Homily for 5th Sunday in Ordinary Time (Year B)
Sacred Heart, EGF – Saturday 5:00 PM; Sunday 10:00 AM, 12:00 PM
Focus: There is power in suffering.
Function: Offer your suffering to Jesus.
He laments because he suffers.
He cannot see the reason for his suffering. He does not understand it. He cannot see where God is in it. He begins to lose hope. “I shall not see happiness again.”
Suffering makes us feel that way.
Peter’s mother-in-law will not rise from where she lies when Jesus enters the house.
Her energy is gone.
She has begun to despair.
Jesus enters. They tell him about her. He takes her hand. The suffering leaves.
The whole town gathers at the door.
So many people suffering.
So many, like Job.
So many, like Peter’s mother-in-law.
So many, tempted to despair but now filled with hope. Filled with hope because they have heard of Jesus. Everyone is looking for him.
They find him.
They touch him.
Hope is restored. The suffering leaves.
Where does it go? Jesus takes it.
He bears it for them.
Good for them.
What about us?
What about those who face chronic pain,
who have gathered at the door of the house where Jesus is staying
and have knocked with our prayers,
only to be met by seeming silence?
What about those of us who,
like Peter and Andrew,
have immediately brought the suffering
of our mother-in-law or father or uncle or cousin or child
to the attention of Jesus
only to wait and wonder
if or when
he will hear and respond?
Like Job, we lament.
Like Job, we suffer.
Last summer, I visited a man who suffers from chronic pain. He cannot eat or drink anything. He receives all his nourishment by a feeding tube. He longs to receive the Eucharist, to come to Mass. He cannot. He longs to give of himself, to have a purpose.
Like Job, he laments.
He told me, “I want to give, but I have nothing to give.”
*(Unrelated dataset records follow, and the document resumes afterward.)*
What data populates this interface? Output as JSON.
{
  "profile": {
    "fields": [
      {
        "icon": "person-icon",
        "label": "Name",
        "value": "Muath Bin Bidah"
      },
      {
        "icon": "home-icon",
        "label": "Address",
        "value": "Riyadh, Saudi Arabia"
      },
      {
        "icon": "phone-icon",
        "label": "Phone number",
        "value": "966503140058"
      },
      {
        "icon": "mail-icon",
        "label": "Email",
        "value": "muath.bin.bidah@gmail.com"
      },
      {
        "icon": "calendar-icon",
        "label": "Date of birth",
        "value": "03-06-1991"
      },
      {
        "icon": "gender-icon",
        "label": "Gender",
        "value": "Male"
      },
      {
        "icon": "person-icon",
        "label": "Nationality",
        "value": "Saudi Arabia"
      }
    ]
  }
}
Of course, he does have something to give.
As a member of the Body of Christ, when he suffers, Christ suffers. And Christ’s suffering redeemed the world. Christ’s suffering is made present in our time through the suffering of our brothers and sisters.
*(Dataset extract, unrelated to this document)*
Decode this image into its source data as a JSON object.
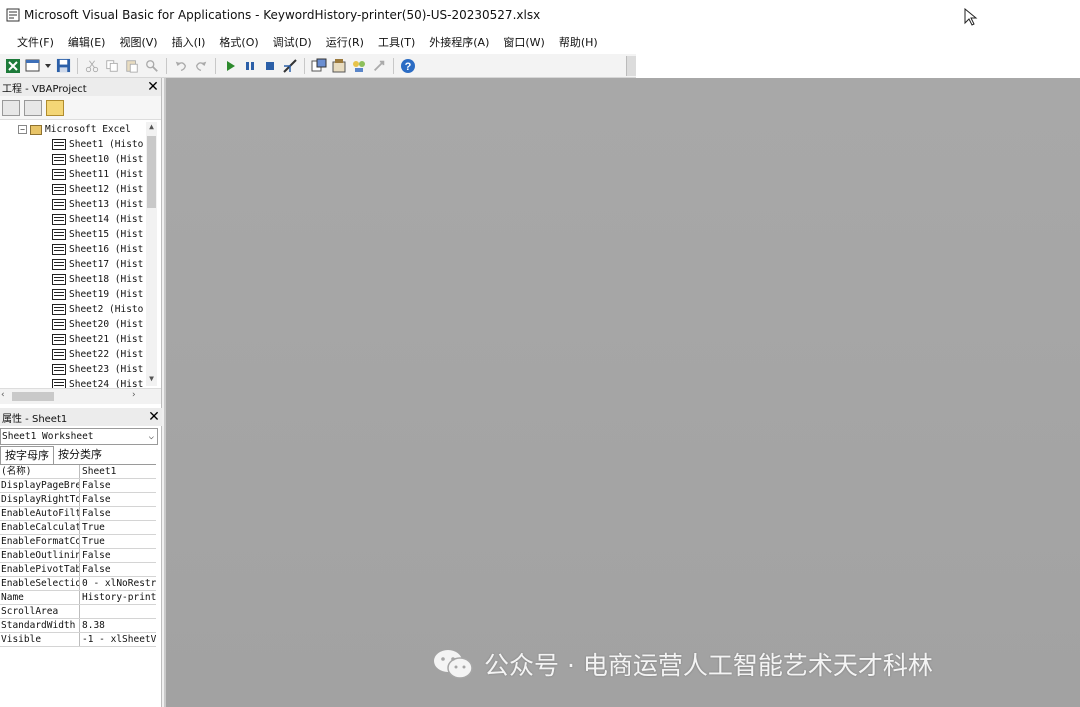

I asked him if he would give his suffering to Jesus, if he would offer it to him, and ask him to give us the priests we need for the future of our diocese.
His face lit up. “Oh, I can do that!”
I gave him the sacrament of the anointing of the sick. The sacrament gives one the power to bear his sufferings with the grace and strength of Christ.
I anointed his hands,
the hands that he used to work with,
the hands that would now be used to carry his cross,
the hands that would be raised in prayer,
the hands that would be held out in offering,
offering his suffering to Jesus, imploring him for the priests that we need.
We had our vocation camp 2 weeks later. A monthly discernment group grew out of it. Two men in the discernment group are applying for the seminary next year.
Jesus was present in his suffering.
Where Jesus is present, miracles happen.
Where Jesus is present, hope is restored.
There is power in the wounds of Christ.
You and I have been joined to him.
We are members of his Body.
Our wounds are his wounds.
When we suffer, the Body of Christ suffers. Christ suffers and the drama of redemption continues to unfold.
There is power in the wounds of Christ.
The blood that washed away our sins flowed from pierced, wounded hands.
His blood flows through us
and when we suffer, it flows out of us through our wounds,
our wounds which are his wounds.
Offer him your wounds.
The price for souls was paid by the suffering of Christ.
His suffering continues today.
When you suffer, Christ has not abandoned you.
He is living in you.
He is still suffering to redeem the world.
He is still shouldering his Cross, through you.
You are a partner in the work of salvation.
Each person, in his/her suffering,
can also become a sharer in the redemptive suffering of Christ.
Can we, like him, stretch out our hands as we endure our passion so He can break the bonds of death and manifest the resurrection?
As we celebrate the memorial of the saving Passion of the Son, can we offer in thanksgiving this holy and living sacrifice?
Can we say to him the words that he will soon say to us: “This is my body, given up for you?”